Caragher, an emergency room doctor, prevailed in the original jury verdict last November. But the Wojcickis's attorney, Marc L. Breakstone, was troubled by Hochberg's testimony regarding a 1995 study that brought dramatic change in the care for people who suffer the most common type of stroke. The study found that t-PA, if given within three hours of the start of symptoms, can significantly reduce neurological damage from a stroke by dissolving the clot that caused it.

Hochberg said during testimony that the study excluded cancer patients, so conclusions about the benefits of t-PA wouldn't apply to them. Breakstone learned after the trial that 59 of the 600 patients in the study had suffered from cancer and Barbara C. Tilley, the biostatistician in the project, said cancer patients were not excluded.
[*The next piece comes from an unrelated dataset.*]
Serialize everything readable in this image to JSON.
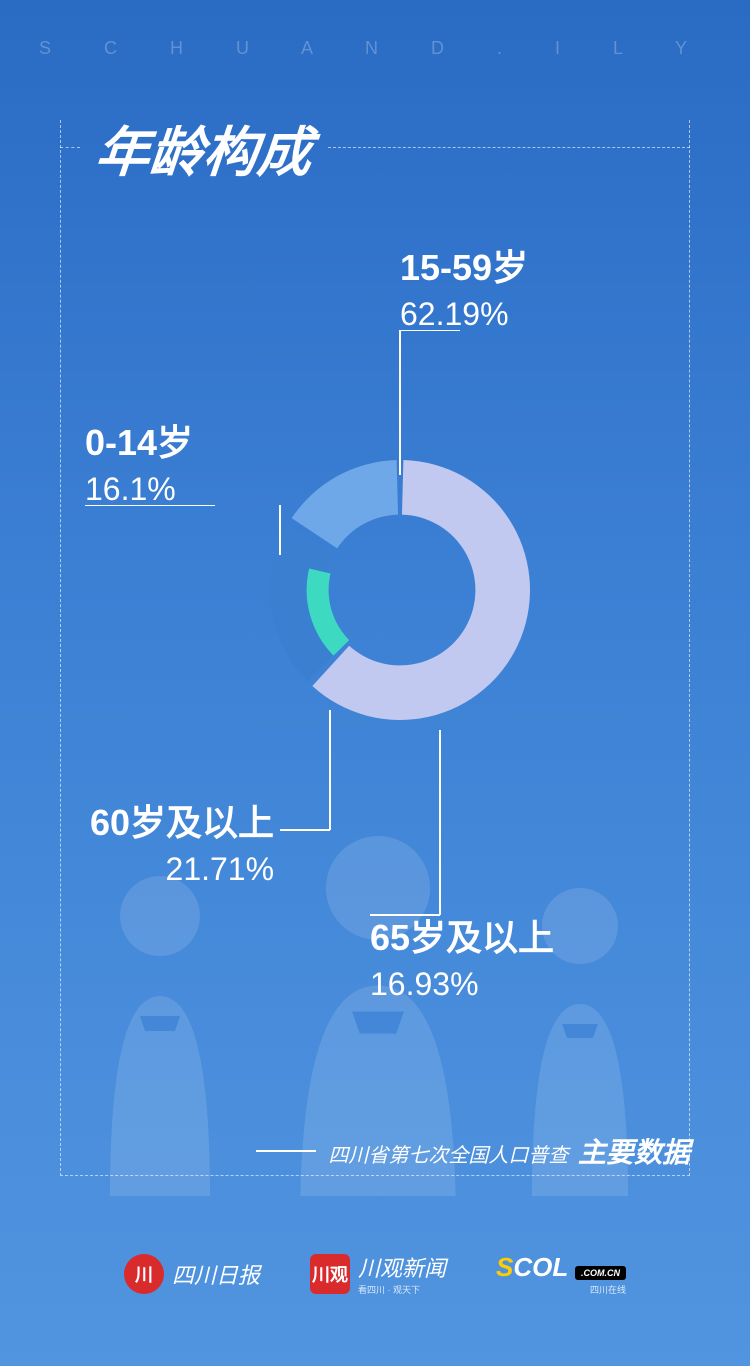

After a posttrial hearing to allow Hochberg to explain, Kottmyer ruled that Hochberg had deliberately given the jury a false impression that his claims were based on a personal review of the computer files from the study that provided medical information about each of the study participants. At the hearing, Hochberg conceded that he had not reviewed the files but said his claim that cancer victims were left out of the research was based on a phone conversation with Tilley in her South Carolina office.

But Kottmyer did not believe Hochberg, saying in this week's ruling that Tilley had no recollection of speaking with Hochberg and that Hochberg could only produce telephone records of a 30-second conversation. Also, the judge found that on that day, Tilley was travelling in California and not at her office.